Contractors are removing scaffolding from Keswick’s Moot Hall following extensive repair and refurbishment work to the outside of the iconic building.
The much-needed works to the stonework, windows and roof of the 16th century building have been completed at a cost of £100,000.
The work has been funded by the Battersby Hall Trust, the community-based charity which bought the hall from Allerdale Borough Council in 2018.
Work has included repairs to the mortar pointing, based on traditional lime materials, on the northern tower while a decayed roof purlin in the south-east corner has been replaced to restore structural integrity to the roof. The original slates have been re-instated and the weather vane repaired.
Low level work still needs completing but this will be done without the extensive scaffolding that has been wrapped around the building for months.
One of the more eye-catching pieces of work has been the replacement of the clock face, the old one being extensively rotted.
The work on the timepiece has been carried out by the Cumbria Clock Company in Dacre. The unusual feature about the clock is that it only has one hand.
“This renovation has been a long, arduous and expensive road for Battersby Hall Charity and I thank the people of Keswick for their patience while the works were ongoing,” said Tony Lywood, chairman of the Battersby Hall Trust.

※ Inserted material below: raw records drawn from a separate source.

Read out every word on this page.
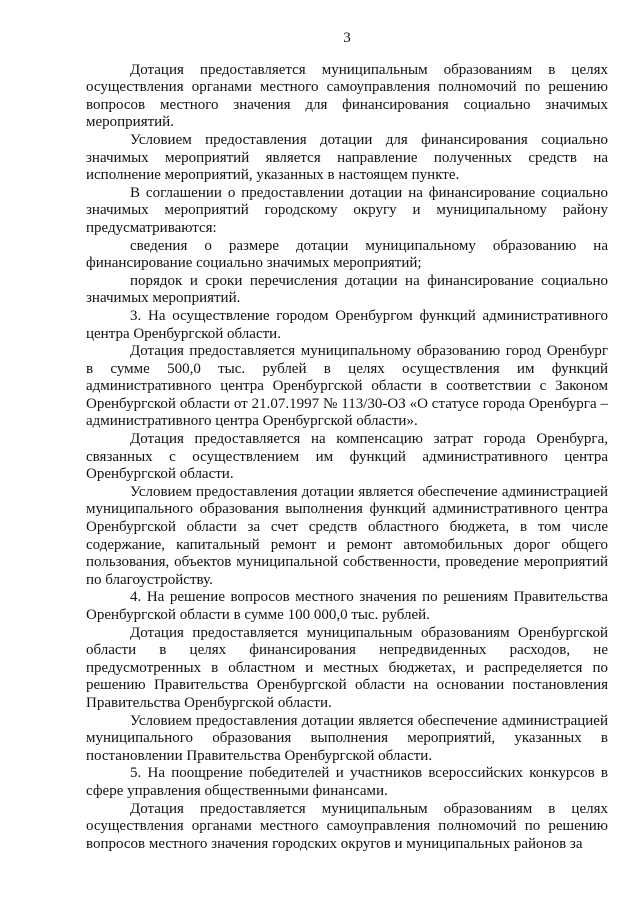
3

Дотация предоставляется муниципальным образованиям в целях осуществления органами местного самоуправления полномочий по решению вопросов местного значения для финансирования социально значимых мероприятий.

Условием предоставления дотации для финансирования социально значимых мероприятий является направление полученных средств на исполнение мероприятий, указанных в настоящем пункте.

В соглашении о предоставлении дотации на финансирование социально значимых мероприятий городскому округу и муниципальному району предусматриваются:

сведения о размере дотации муниципальному образованию на финансирование социально значимых мероприятий;

порядок и сроки перечисления дотации на финансирование социально значимых мероприятий.

3. На осуществление городом Оренбургом функций административного центра Оренбургской области.

Дотация предоставляется муниципальному образованию город Оренбург в сумме 500,0 тыс. рублей в целях осуществления им функций административного центра Оренбургской области в соответствии с Законом Оренбургской области от 21.07.1997 № 113/30-ОЗ «О статусе города Оренбурга – административного центра Оренбургской области».

Дотация предоставляется на компенсацию затрат города Оренбурга, связанных с осуществлением им функций административного центра Оренбургской области.

Условием предоставления дотации является обеспечение администрацией муниципального образования выполнения функций административного центра Оренбургской области за счет средств областного бюджета, в том числе содержание, капитальный ремонт и ремонт автомобильных дорог общего пользования, объектов муниципальной собственности, проведение мероприятий по благоустройству.

4. На решение вопросов местного значения по решениям Правительства Оренбургской области в сумме 100 000,0 тыс. рублей.

Дотация предоставляется муниципальным образованиям Оренбургской области в целях финансирования непредвиденных расходов, не предусмотренных в областном и местных бюджетах, и распределяется по решению Правительства Оренбургской области на основании постановления Правительства Оренбургской области.

Условием предоставления дотации является обеспечение администрацией муниципального образования выполнения мероприятий, указанных в постановлении Правительства Оренбургской области.

5. На поощрение победителей и участников всероссийских конкурсов в сфере управления общественными финансами.

Дотация предоставляется муниципальным образованиям в целях осуществления органами местного самоуправления полномочий по решению вопросов местного значения городских округов и муниципальных районов за
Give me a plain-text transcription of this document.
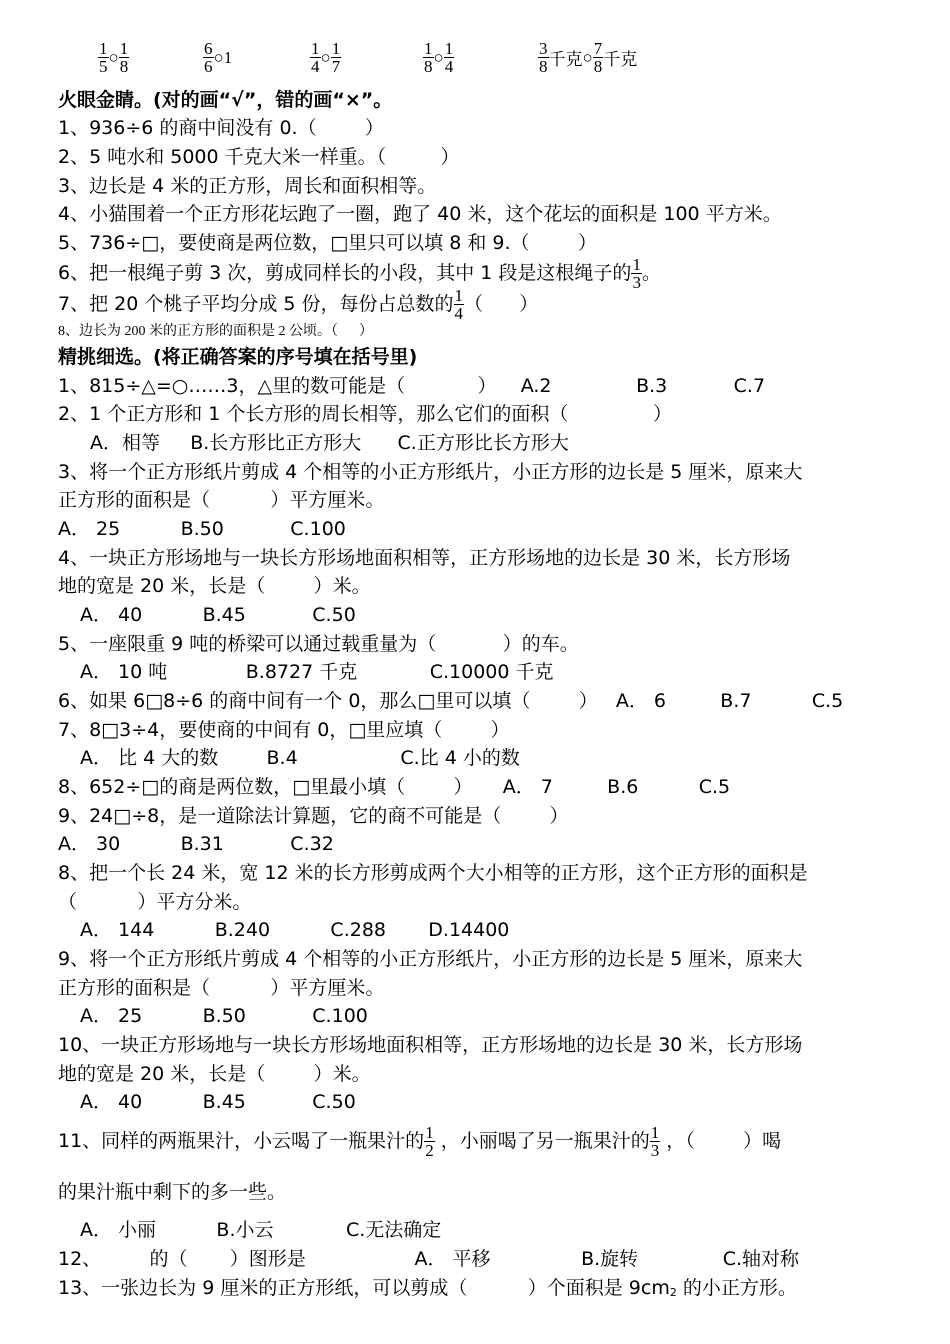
$\frac{1}{5}$ ○ $\frac{1}{8}$	$\frac{6}{6}$ ○ 1	$\frac{1}{4}$ ○ $\frac{1}{7}$	$\frac{1}{8}$ ○ $\frac{1}{4}$	$\frac{3}{8}$ 千克 ○ $\frac{7}{8}$ 千克
火眼金睛。(对的画“√”，错的画“×”。
1、936÷6 的商中间没有 0.（        ）
2、5 吨水和 5000 千克大米一样重。（         ）
3、边长是 4 米的正方形，周长和面积相等。
4、小猫围着一个正方形花坛跑了一圈，跑了 40 米，这个花坛的面积是 100 平方米。
5、736÷□，要使商是两位数，□里只可以填 8 和 9.（        ）
6、把一根绳子剪 3 次，剪成同样长的小段，其中 1 段是这根绳子的 $\frac{1}{3}$ 。
7、把 20 个桃子平均分成 5 份，每份占总数的 $\frac{1}{4}$ （      ）
8、边长为 200 米的正方形的面积是 2 公顷。（      ）
精挑细选。(将正确答案的序号填在括号里)
1、815÷△=○……3，△里的数可能是（            ）    A.2              B.3           C.7
2、1 个正方形和 1 个长方形的周长相等，那么它们的面积（              ）
A．相等     B.长方形比正方形大      C.正方形比长方形大
3、将一个正方形纸片剪成 4 个相等的小正方形纸片，小正方形的边长是 5 厘米，原来大
正方形的面积是（          ）平方厘米。
A． 25          B.50           C.100
4、一块正方形场地与一块长方形场地面积相等，正方形场地的边长是 30 米，长方形场
地的宽是 20 米，长是（        ）米。
A． 40          B.45           C.50
5、一座限重 9 吨的桥梁可以通过载重量为（           ）的车。
A． 10 吨             B.8727 千克            C.10000 千克
6、如果 6□8÷6 的商中间有一个 0，那么□里可以填（        ）   A． 6         B.7          C.5
7、8□3÷4，要使商的中间有 0，□里应填（        ）
A． 比 4 大的数        B.4                 C.比 4 小的数
8、652÷□的商是两位数，□里最小填（        ）     A． 7         B.6          C.5
9、24□÷8，是一道除法计算题，它的商不可能是（        ）
A． 30          B.31           C.32
8、把一个长 24 米，宽 12 米的长方形剪成两个大小相等的正方形，这个正方形的面积是
（          ）平方分米。
A． 144          B.240          C.288       D.14400
9、将一个正方形纸片剪成 4 个相等的小正方形纸片，小正方形的边长是 5 厘米，原来大
正方形的面积是（          ）平方厘米。
A． 25          B.50           C.100
10、一块正方形场地与一块长方形场地面积相等，正方形场地的边长是 30 米，长方形场
地的宽是 20 米，长是（        ）米。
A． 40          B.45           C.50
11、同样的两瓶果汁，小云喝了一瓶果汁的 $\frac{1}{2}$ ，小丽喝了另一瓶果汁的 $\frac{1}{3}$ ，（        ）喝
的果汁瓶中剩下的多一些。
A． 小丽          B.小云            C.无法确定
12、        的（       ）图形是                  A． 平移               B.旋转              C.轴对称
13、一张边长为 9 厘米的正方形纸，可以剪成（          ）个面积是 $9cm^2$ 的小正方形。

“I hope the Moot Hall is now in a much more presentable state than it was and reflects well on our great town.
“Equally importantly, it is owned by a local Keswick charity with a board made up of local people and will remain so in perpetuity.”
The present Moot Hall, dated 1813, was erected at a cost of nearly £1,200 by trustees of the Royal Greenwich Hospital.
They took over the sequestered estate of the Radcliffes after the 1715 Jacobite rebellion.
Records show that in the 1820s the lower floor was used as a market for meal, butter, eggs and poultry. Upstairs, the Moot Hall continued its traditional function as a court house.
Here the Lords of the Manor, the governors of Greenwich Hospital, considered claims and arguments over land and tenure.